We also evaluate and compare VA-GAN by using the FID [fid]
that computes the distance between the features of natural images and images synthesized by the studied GANs (image features are extracted by using Inception network trained using ImageNet[imagenet]). Table 2 shows experimental results. As Table 2 shows, VA-GAN achieves the best FID score and this aligns with the AMT experiment well. The best FID is largely due to the view encoding that enables VA-GAN to synthesize accurate object textures of 360-degree freedom views.
Qualitative Analysis: The proposed VA-GAN is capable of synthesizing realistic object textures of arbitrary views as illustrated in Fig. 4. The style encoding ensures that the object textures of different views share the same style and are consistent with each other. The view encoding allows the generated object texture to be consistent with the depth map, and it also contributes to the training of the geometric alignment module.

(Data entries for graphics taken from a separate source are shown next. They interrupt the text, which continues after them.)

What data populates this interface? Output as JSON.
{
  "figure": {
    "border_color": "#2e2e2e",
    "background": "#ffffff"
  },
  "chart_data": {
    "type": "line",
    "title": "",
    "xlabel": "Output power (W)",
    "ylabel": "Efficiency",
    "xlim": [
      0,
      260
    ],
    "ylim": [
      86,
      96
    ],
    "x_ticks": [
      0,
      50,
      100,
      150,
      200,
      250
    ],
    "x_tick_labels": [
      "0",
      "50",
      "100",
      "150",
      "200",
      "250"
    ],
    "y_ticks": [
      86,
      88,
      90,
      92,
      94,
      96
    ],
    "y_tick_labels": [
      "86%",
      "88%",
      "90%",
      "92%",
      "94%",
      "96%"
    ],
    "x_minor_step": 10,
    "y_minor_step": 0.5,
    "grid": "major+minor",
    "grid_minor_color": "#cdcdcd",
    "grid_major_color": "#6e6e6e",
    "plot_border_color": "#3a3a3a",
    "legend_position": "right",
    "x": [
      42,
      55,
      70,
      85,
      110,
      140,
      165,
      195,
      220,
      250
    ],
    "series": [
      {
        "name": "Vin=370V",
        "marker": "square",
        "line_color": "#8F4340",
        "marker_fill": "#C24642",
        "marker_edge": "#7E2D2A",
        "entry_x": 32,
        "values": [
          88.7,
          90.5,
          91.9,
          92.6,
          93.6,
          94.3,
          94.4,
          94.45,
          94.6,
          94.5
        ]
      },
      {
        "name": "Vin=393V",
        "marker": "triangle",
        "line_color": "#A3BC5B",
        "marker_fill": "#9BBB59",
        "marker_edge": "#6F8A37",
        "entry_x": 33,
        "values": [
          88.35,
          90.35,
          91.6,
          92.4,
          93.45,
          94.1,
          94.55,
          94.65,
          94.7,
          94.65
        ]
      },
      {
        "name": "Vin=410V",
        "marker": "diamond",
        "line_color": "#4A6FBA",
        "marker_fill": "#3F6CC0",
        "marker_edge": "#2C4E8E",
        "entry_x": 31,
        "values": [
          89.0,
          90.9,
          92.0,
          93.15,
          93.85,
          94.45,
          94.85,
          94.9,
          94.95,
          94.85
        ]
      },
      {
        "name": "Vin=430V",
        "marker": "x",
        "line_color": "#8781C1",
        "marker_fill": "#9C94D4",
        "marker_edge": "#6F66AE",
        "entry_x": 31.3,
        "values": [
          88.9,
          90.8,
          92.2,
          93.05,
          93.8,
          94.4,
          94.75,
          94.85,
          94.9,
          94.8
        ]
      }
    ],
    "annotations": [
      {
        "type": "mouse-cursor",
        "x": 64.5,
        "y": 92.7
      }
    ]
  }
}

Fig. 7 show the final compositions by VA-GAN and state-of-the-art CycleGAN and VON that generate objects and directly compose them with background images. As Fig. 7 shows, CycleGAN and VON compositions tend to be unrealistic due to the lack of geometric alignment. As a comparison, images synthesized by VA-GAN have clearly more realistic texture and geometric alignment. Another unique feature of VA-GAN is that it can compose the same 3D model with different background images with adaptive views as illustrated in VA-GAN1, VA-GAN2 and VA-GAN3. This makes it very useful to many tasks such as object tracking, person ReID, etc.
Ablation Study: An ablation study has been conducted to evaluate VA-GAN as shown in Table 3. It involves three variant of the proposed VA-GAN including: 1) VA-GAN (WA) that does not include the view alignment module (random view code are applied to the 3D model to compose with the background image); 2) VA-GAN (WE) that does not include the view encoding; and 3) VA-GAN (WD) that uses a normal discriminator instead of our proposed differential discriminator.
As Table 3 shows, VA-GAN (WA) obtains a clearly lower AMT score than VA-GAN, showing the importance of geometric alignment in synthesizing realistic images. VA-GAN (WE) also obtain lower AMT than VA-GAN as the view encoding helps to generate objects with more accurate views which further contributes to the training of the alignment module and improves the realism of synthesized images. Further, the AMT scores of VA-GAN (WD) are also lower than that of VA-GAN, demonstrating that the suppression of discrepancy in style space and amplification of discrepancy in geometry space (as implemented in our differential discriminator) improves the learning of geometric alignment greatly.
This paper presents a view-alignment GAN (VA-GAN), an end-to-end trainable network that is capable of synthesizing realistic images given 3D models and 2D background images. A view encoding mechanism is designed to synthesize accurate texture of the 3D model and a novel differential discriminator is proposed to achieve effective learning of geometric alignment. Extensive experiments show the proposed VA-GAN clearly outperform state-of-the-are GANs quantitatively and qualitatively. Moving forwards, we will continue to investigate how to combine VA-GAN with 3D model generation for more flexible end-to-end 3D model generation and image composition.